Una subasta territorial infame

Sánchez no tendría que plantearse siquiera aspirar a la Presidencia si la única manera de lograrla es aceptando el chantaje separatista

La debilidad parlamentaria de Pedro Sánchez, visible desde su llegada al poder en 2018, y su rechazo insólito a entenderse con el otro gran partido nacional, ha colocado a España en una situación inaceptable de sometimiento a las presiones y exigencias de las minorías nacionalistas.

Solo las necesidades personalísimas del líder socialista, derrotado en las urnas aunque no con la diferencia suficiente para arrinconarle, explican la obscena subasta anticonstitucional que sus potenciales aliados han abierto, con la displicencia del aspirante a repetir en el cargo, algo que nunca podría lograr si no es dejándose intervenir por esas fuerzas y sometiéndose a ellas.

Esto lo sabían ERC, Bildu y el PNV desde la pasada legislatura, cuando intercambiaron su respaldo innecesario por una larga lista de concesiones impropias de un Gobierno digno: desde las prebendas fiscales y económicas hasta la adoptación del Código Penal a los intereses de los delincuentes, la reescritura del horror terrorista o la bilateralidad en las relaciones, necesariamente subordinadas, de una comunidad autónoma al Estado al que pertenece.

Si a esa pinza separatista, potenciada por el socio populista del PSOE, se le incorpora ahora el chantaje político de un prófugo de la justicia, Carles Puigdemont, el resultado no puede ser más desastroso para España: todos buscan romper sus costuras constitucionales y se ven con fuerza para lograrlo, por la sumisión desesperada de un dirigente insolvente que pretende convertir una burda extorsión en un «bloque de progreso» inexistente.

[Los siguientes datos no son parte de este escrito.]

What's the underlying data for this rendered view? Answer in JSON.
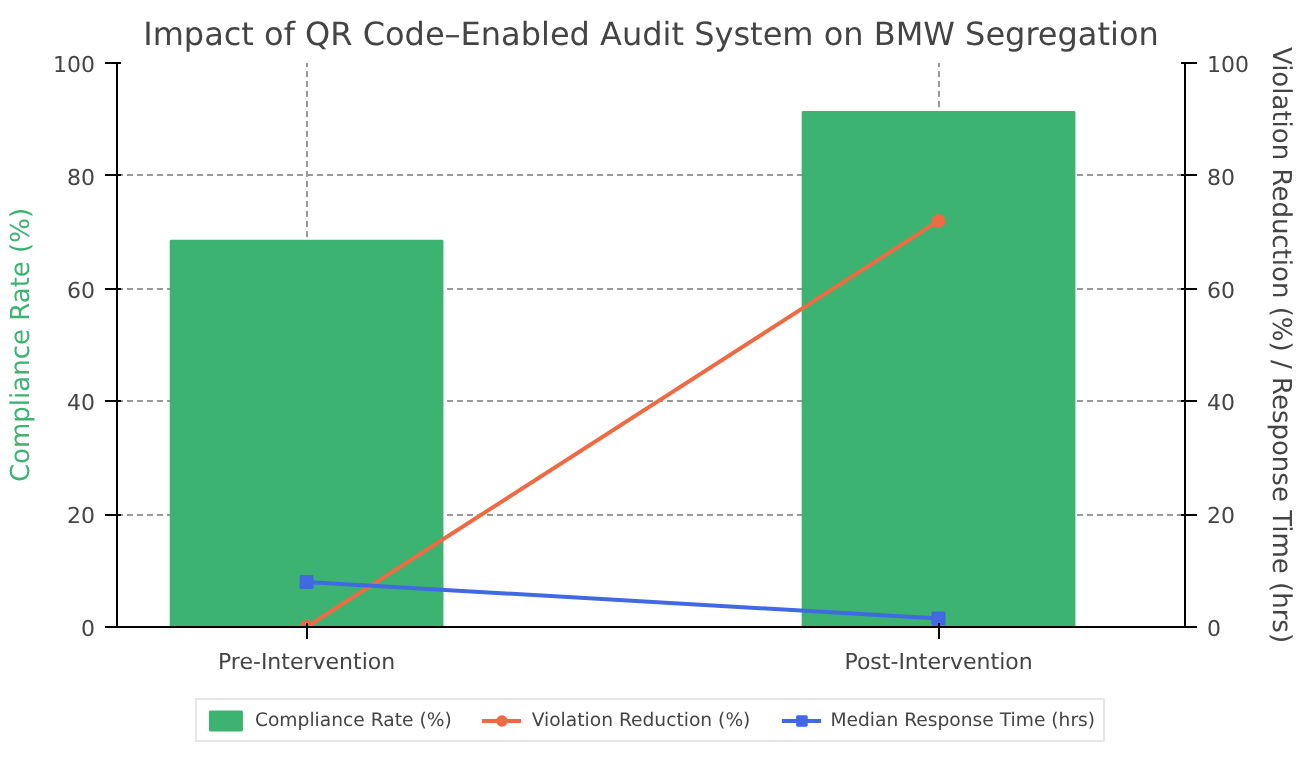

Cuando todas esas formaciones, minoritarias en el conjunto de España, coinciden en vincular la investidura de Sánchez al avance sin precedentes de su hoja soberanista; ningún candidato a presidir el Gobierno de su país debería alimentarlo.

Si la única forma de lograr un objetivo político es degradar el país al que se gobierna, se ha de renunciar, con la certeza de que la posibilidad aritmética de conformar mayorías parlamentarias no procede del deseo de varios de modelar un proyecto común, sino del deseo feroz de acabar con el ya existente.

Sánchez no puede coquetear siquiera con la idea de un referéndum de independencia, con ése u otro nombre y con consecuencias formales o simbólicas, y el mero hecho de que lo haga ya le invalida para el cargo. Y mucho más cuando acaba de despreciar, con infinita soberbia, la mano tendida por el PP para librar a España de una agenda nacionalista simplemente agotadora, injusta e ilegal.

Por la historia democrática reciente ya se ha escrito con el firme deseo integrador, agotando esfuerzos para que las diferencias no se antepongan a las diferencias y formen parte de lo que son: un indicio de la riqueza y abolengo de una Nación con siglos de existencia; y no un indicio de la convivencia a la fuerza de distintas nacionalidades denigradas.

Ni todos los eufemismos que quieran utilizar Sánchez y sus altavoces puede esconder la evidencia de que está intentando mantenerse en la Presidencia comerciando con un patrimonio ajeno tan preciado e innegociable como su país. Y si por negarse a ello, que es lo esperable en un dirigente cabal, debe perder el Gobierno y acudir de nuevo a las urnas, es intolerable que no lo asuma y fuerce una maquinaria tan inquietante para el futuro de España.